Inspur Releases TensorFlow-Supported FPGA Compute Acceleration Engine TF2

Author: Inspur Electronic Information Industry Co., Ltd / 2023-07-24 13:26 / Source: Inspur Electronic Information Industry Co., Ltd

Inspur Releases TensorFlow-Supported FPGA Compute Acceleration Engine TF2

FREMONT,Calif.,Aug. 25,2018 -- On August 23,at KDD2018 London -- a premier global conference focused on artificial intelligence -- Inspur released the FPGA computing acceleration engine TF2 supporting TensorFlow,which helps AI customers quickly implement FPGAs based on mainstream AI training software and deep neural network model DNN on inference. It delivers high performance and low latency for AI applications through the world's first DNN shifting technology on FPGAs.

At present,using the FPGA technology to achieve customizable,low latency,high performance and high power-consumption ratio for AI inference application has become the technical route adopted by many AI companies. However,before FPGA technology enters into large-scale AI business deployment,there are still many challenges such as high software writing threshold,limited performance optimization,and difficult power control. The goal of Inspur's TF2 Compute Acceleration Engine is to solve these challenges for customers.

The TF2 computing acceleration engine consists of two parts. The first part is the model optimization conversion tool TF2 Transform Kit,which optimizes and transforms the deep neural network model data trained by the framework such as TensorFlow. It greatly reduces the size of the model data file,as it can compress 32-bit floating-point model data into a 4-bit integer data model,making the actual model data file size smaller than the original 1/8 and basically keeps the rule storage of the original model data. The second part is the FPGA intelligent running engine TF2 Runtime Engine. It can automatically convert the previously optimized model file into FPGA target running file. In order to eliminate the dependence of deep neural network such as CNN on FPGA floating-point computing power,Inspur designed the innovative shift computing technology,which can quantize 32-bit float-point into 8-bit integer data. Combined with the aforementioned 4-bit integer model data,the conversion convolution operation floating-point multiplication is calculated as an 8-bit integer shift operation,which greatly improves the FPGA for inference calculation performance and effectively reduces its actual operating power consumption. This is also the world's first case of implementing the shift operation of deep neural network DNN on FPGA under the premise of maintaining the accuracy of the original model.

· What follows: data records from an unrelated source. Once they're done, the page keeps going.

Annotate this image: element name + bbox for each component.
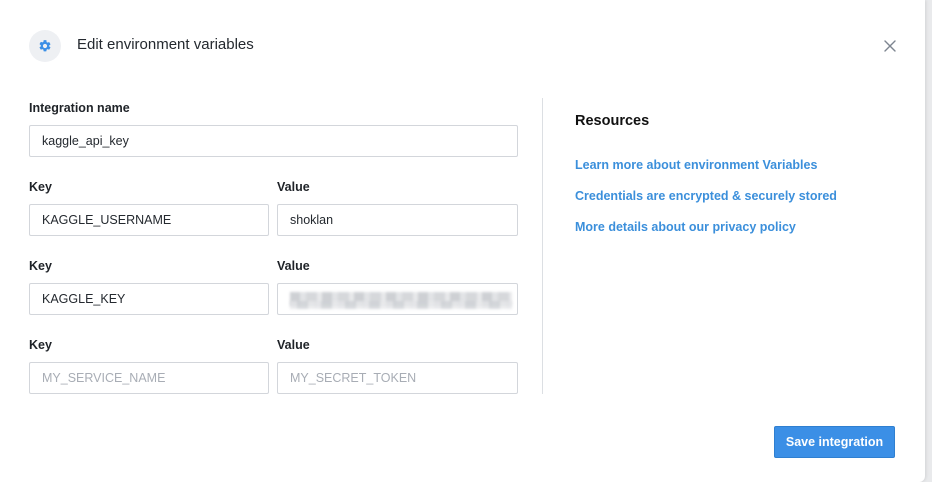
value-label: Value	[277, 338, 310, 352]
integration-name-input[interactable]	[29, 125, 518, 157]
key-label: Key	[29, 259, 52, 273]
link-credentials-encrypted[interactable]: Credentials are encrypted & securely sto…	[575, 189, 837, 203]
link-env-variables[interactable]: Learn more about environment Variables	[575, 158, 817, 172]
close-icon[interactable]	[881, 37, 899, 55]
resources-title: Resources	[575, 113, 650, 129]
key-input-3[interactable]	[29, 362, 269, 394]
value-label: Value	[277, 180, 310, 194]
value-input-3[interactable]	[277, 362, 518, 394]
link-privacy-policy[interactable]: More details about our privacy policy	[575, 220, 796, 234]
redacted-value-shadow	[290, 301, 512, 309]
modal-title: Edit environment variables	[77, 36, 254, 53]
key-input-1[interactable]	[29, 204, 269, 236]
edit-env-modal: Edit environment variables Integration n…	[0, 0, 925, 482]
column-divider	[542, 98, 543, 394]
save-integration-button[interactable]: Save integration	[774, 426, 895, 458]
value-input-2-masked[interactable]	[277, 283, 518, 315]
key-input-2[interactable]	[29, 283, 269, 315]
key-label: Key	[29, 338, 52, 352]
value-label: Value	[277, 259, 310, 273]
key-label: Key	[29, 180, 52, 194]
integration-name-label: Integration name	[29, 101, 130, 115]
gear-icon	[29, 30, 61, 62]
value-input-1[interactable]	[277, 204, 518, 236]
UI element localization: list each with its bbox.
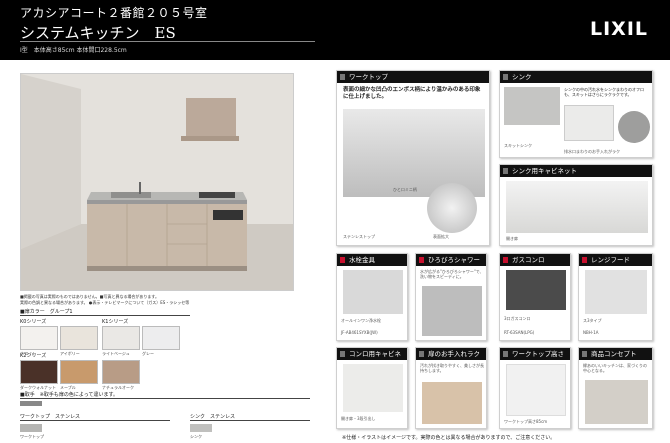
panel-caption: 開き扉・3段引出し (341, 416, 376, 421)
stove-cabinet-image (343, 364, 403, 412)
section-divider (20, 398, 310, 399)
section-divider (20, 420, 170, 421)
header-divider (20, 41, 315, 42)
panel-text: 汚れが拭き取りやすく、美しさが長持ちします。 (420, 363, 484, 373)
panel-caption: 排水口まわりのお手入れがラク (564, 149, 620, 154)
lixil-logo: LIXIL (590, 18, 649, 40)
panel-caption: スキットシンク (504, 143, 532, 148)
door-swatch[interactable] (20, 326, 58, 350)
door-swatch[interactable] (20, 360, 58, 384)
faucet-image (343, 270, 403, 314)
note-line: 実際の色調と異なる場合があります。 ●表示・テレビマークについて（ガス）ES・ラ… (20, 300, 190, 305)
panel-caption: ス3タイプ (583, 318, 602, 323)
door-swatch[interactable] (60, 326, 98, 350)
worktop-color-label: ワークトップ ステンレス (20, 414, 81, 420)
texture-zoom-image (427, 183, 477, 233)
sink-color-label: シンク ステンレス (190, 414, 236, 420)
kitchen-image (20, 73, 294, 291)
panel-title: ガスコンロ (500, 254, 570, 266)
panel-model: NBH-1A (583, 330, 599, 335)
door-swatch[interactable] (102, 360, 140, 384)
sink-image (504, 87, 560, 125)
panel-text: シンクの中の汚れ水をシンクまわりのオフロも、スキットはさらにラクラクです。 (564, 87, 644, 97)
door-swatch[interactable] (60, 360, 98, 384)
series-label-a: K0シリーズ (20, 319, 47, 325)
sink-swatch-label: シンク (190, 434, 202, 439)
panel-door-clean: 扉のお手入れラクラク 汚れが拭き取りやすく、美しさが長持ちします。 (415, 347, 487, 429)
section-divider (20, 315, 190, 316)
worktop-image (343, 109, 485, 197)
panel-sink-cabinet: シンク用キャビネット 開き扉 (499, 164, 653, 246)
panel-title: シンク用キャビネット (500, 165, 652, 177)
panel-caption: オールインワン浄水栓 (341, 318, 381, 323)
series-label-b: K1シリーズ (102, 319, 129, 325)
panel-title: 扉のお手入れラクラク (416, 348, 486, 370)
panel-title: ひろびろシャワー (416, 254, 486, 266)
panel-title: シンク (500, 71, 652, 83)
panel-caption: ひとロミニ柄 (393, 187, 417, 192)
handle-label: ■取手 ※取手も扉の色によって違います。 (20, 392, 119, 398)
door-color-label: ■扉カラー グループ1 (20, 309, 73, 315)
panel-text: 縁あのいいキッチンは、家づくりの中心となる。 (583, 363, 647, 373)
panel-sink: シンク シンクの中の汚れ水をシンクまわりのオフロも、スキットはさらにラクラクです… (499, 70, 653, 158)
kitchen-illustration (21, 74, 293, 290)
sink-cabinet-image (506, 181, 648, 233)
product-name: システムキッチン ES (20, 24, 176, 42)
panel-concept: 商品コンセプト 縁あのいいキッチンは、家づくりの中心となる。 (578, 347, 653, 429)
panel-shower: ひろびろシャワー 水が広がる"ひろびろシャワー"で、洗い物をスピーディに。 (415, 253, 487, 341)
panel-title: コンロ用キャビネット (337, 348, 407, 370)
panel-title: 水栓金具 (337, 254, 407, 266)
panel-caption: ステンレストップ (343, 234, 375, 239)
disclaimer-notes: ■掲載の写真は実際のものではありません。■写真と異なる場合があります。 実際の色… (20, 294, 300, 306)
worktop-swatch (20, 424, 42, 432)
stove-image (506, 270, 566, 310)
concept-image (585, 380, 648, 424)
panel-text: 表面の細かな凹凸のエンボス柄により温かみのある印象に仕上げました。 (343, 87, 481, 100)
door-swatch[interactable] (102, 326, 140, 350)
panel-faucet: 水栓金具 オールインワン浄水栓 JF-AB461SYXB(JW) (336, 253, 408, 341)
worktop-swatch-label: ワークトップ (20, 434, 44, 439)
panel-caption: 開き扉 (506, 236, 518, 241)
panel-title: ワークトップ高さ (500, 348, 570, 360)
series-label-c: K2シリーズ (20, 353, 47, 359)
hood-image (585, 270, 647, 314)
section-divider (190, 420, 310, 421)
shower-image (422, 286, 482, 336)
panel-caption: ワークトップ高さ85cm (504, 419, 548, 424)
sink-swatch (190, 424, 212, 432)
property-name: アカシアコート２番館２０５号室 (20, 6, 208, 20)
handle-swatch (20, 401, 42, 406)
swatch-name: アイボリー (60, 351, 80, 356)
door-swatch[interactable] (142, 326, 180, 350)
panel-stove-cabinet: コンロ用キャビネット 開き扉・3段引出し (336, 347, 408, 429)
swatch-name: グレー (142, 351, 154, 356)
footer-note: ※仕様・イラストはイメージです。実際の色とは異なる場合がありますので、ご注意くだ… (342, 435, 556, 441)
panel-text: 水が広がる"ひろびろシャワー"で、洗い物をスピーディに。 (420, 269, 484, 279)
panel-hood: レンジフード ス3タイプ NBH-1A (578, 253, 653, 341)
panel-title: 商品コンセプト (579, 348, 652, 360)
sink-detail-image (564, 105, 614, 141)
panel-height: ワークトップ高さ ワークトップ高さ85cm (499, 347, 571, 429)
panel-model: JF-AB461SYXB(JW) (341, 330, 378, 335)
panel-model: RT-63SAN(LPG) (504, 330, 535, 335)
product-spec: I型 本体高さ85cm 本体間口228.5cm (20, 47, 127, 54)
header-bar: アカシアコート２番館２０５号室 システムキッチン ES I型 本体高さ85cm … (0, 0, 670, 60)
panel-caption: 表面拡大 (433, 234, 449, 239)
height-diagram (506, 364, 566, 416)
panel-caption: 3口ガスコンロ (504, 316, 531, 321)
panel-stove: ガスコンロ 3口ガスコンロ RT-63SAN(LPG) (499, 253, 571, 341)
door-clean-image (422, 382, 482, 424)
panel-title: ワークトップ (337, 71, 489, 83)
drain-image (618, 111, 650, 143)
swatch-name: ライトベージュ (102, 351, 130, 356)
panel-title: レンジフード (579, 254, 652, 266)
panel-worktop: ワークトップ 表面の細かな凹凸のエンボス柄により温かみのある印象に仕上げました。… (336, 70, 490, 246)
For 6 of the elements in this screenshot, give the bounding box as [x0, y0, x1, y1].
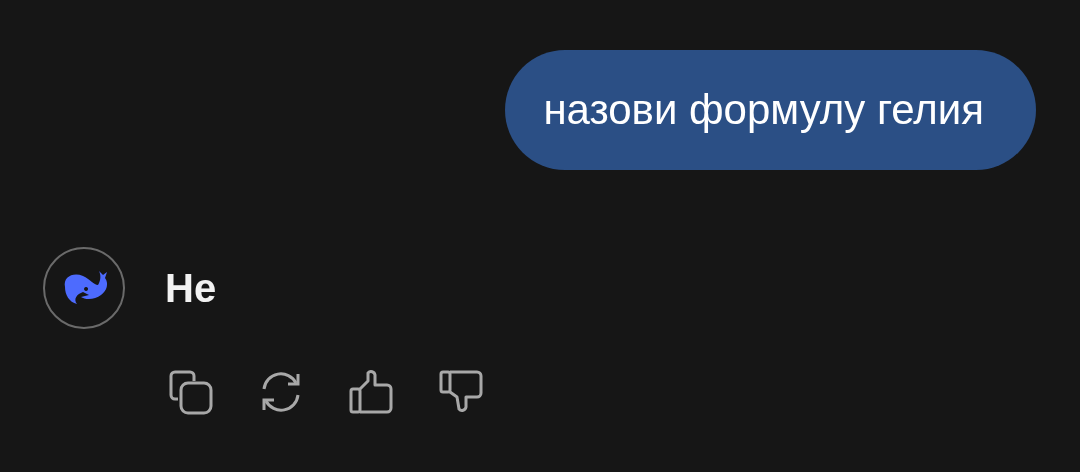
- copy-icon[interactable]: [168, 369, 214, 415]
- thumbs-down-icon[interactable]: [438, 369, 484, 415]
- whale-avatar-icon: [43, 247, 125, 329]
- reply-text: He: [165, 265, 217, 311]
- thumbs-up-icon[interactable]: [348, 369, 394, 415]
- user-message: назови формулу гелия: [505, 50, 1036, 170]
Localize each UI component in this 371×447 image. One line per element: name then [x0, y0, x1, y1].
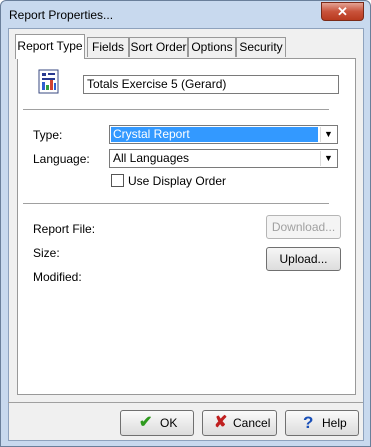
- tab-security[interactable]: Security: [236, 37, 286, 57]
- chevron-down-icon[interactable]: ▼: [320, 127, 336, 142]
- title-bar[interactable]: Report Properties... ✕: [1, 1, 370, 28]
- cancel-button[interactable]: ✘ Cancel: [202, 410, 277, 436]
- window-title: Report Properties...: [9, 8, 114, 22]
- cancel-label: Cancel: [233, 416, 271, 430]
- close-icon: ✕: [337, 4, 348, 19]
- chevron-down-icon[interactable]: ▼: [320, 151, 336, 166]
- divider: [23, 109, 329, 111]
- modified-label: Modified:: [33, 270, 82, 284]
- size-label: Size:: [33, 246, 60, 260]
- language-label: Language:: [33, 152, 90, 166]
- type-selected-value: Crystal Report: [111, 127, 318, 142]
- type-label: Type:: [33, 128, 63, 142]
- footer-divider: [8, 402, 363, 403]
- ok-label: OK: [160, 416, 178, 430]
- use-display-order-label[interactable]: Use Display Order: [128, 174, 226, 188]
- report-name-input[interactable]: Totals Exercise 5 (Gerard): [83, 75, 339, 94]
- close-button[interactable]: ✕: [321, 2, 364, 21]
- cancel-x-icon: ✘: [214, 414, 228, 431]
- upload-button[interactable]: Upload...: [266, 247, 341, 271]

The SqueezeNet model on the Inspur F10A FPGA card shows excellent computational performance for the TF2 computing acceleration engine. The F10A is the world's first half-height and half-length FPGA accelerator card to support the Arria 10 chip. SqueezeNet is a typical convolutional neural network architecture which is a streamlining model but its accuracy is comparable to AlexNet. It is especially suitable for image-based AI applications with high real-time requirements. Running the SqueezeNet model optimized by the TF2 engine on the F10A,the calculation time of a single picture is 0.674ms while maintaining the original accuracy. It is slightly better than the currently widely used GPU P4 accelerator card in terms of calculation accuracy and delay.

Device

Peak Power

Date Type

Top1

Top5

FPS (images/s)

F10A

45W

INT8

57.62%

79.98%

1484

75W

FP32

58.14%

80.79%

1323

75W

INT8

56.79%

79.76%

1456

TF2 w/ F10A VS GPU

The Inspur TF2 computing acceleration engine improves the AI calculation performance on the FPGA through the technical innovations such as shift calculation and model optimization,and lowers the AI software implementation threshold of the FPGA. It supports the FPGA to be widely used in the AI ecosystem to promote more AI applications. Inspur plans to open TF2 to its AI customers,and will continue to upgrade and develop optimization technologies that can support multiple models,the latest deep neural network model and FPGA accelerator cards using with the latest chip. It is expected that the performance of the next-generation high-performance FPGA accelerator card will be three times of F10A.

Inspur is the world's leading AI computing platform provider,offering a four-layer AI stack of computing hardware,management suite,framework optimization,and application acceleration to build an agile,efficient,and optimized AI infrastructure. Inspur has become the most important AI server supplier for Baidu,Ali and Tencent,and has maintained close collaboration in systems and applications with leading AI companies such as Iflytek,SenseTime,Fac++,Toutiao and Didi. Inspur strives to help AI customers achieve maximum application performance improvement in voice,image,video,search engine,and network. According to IDC's 2017 China AI Infrastructure Market Research Report,Inspur's AI server market share reached 57% in the last year.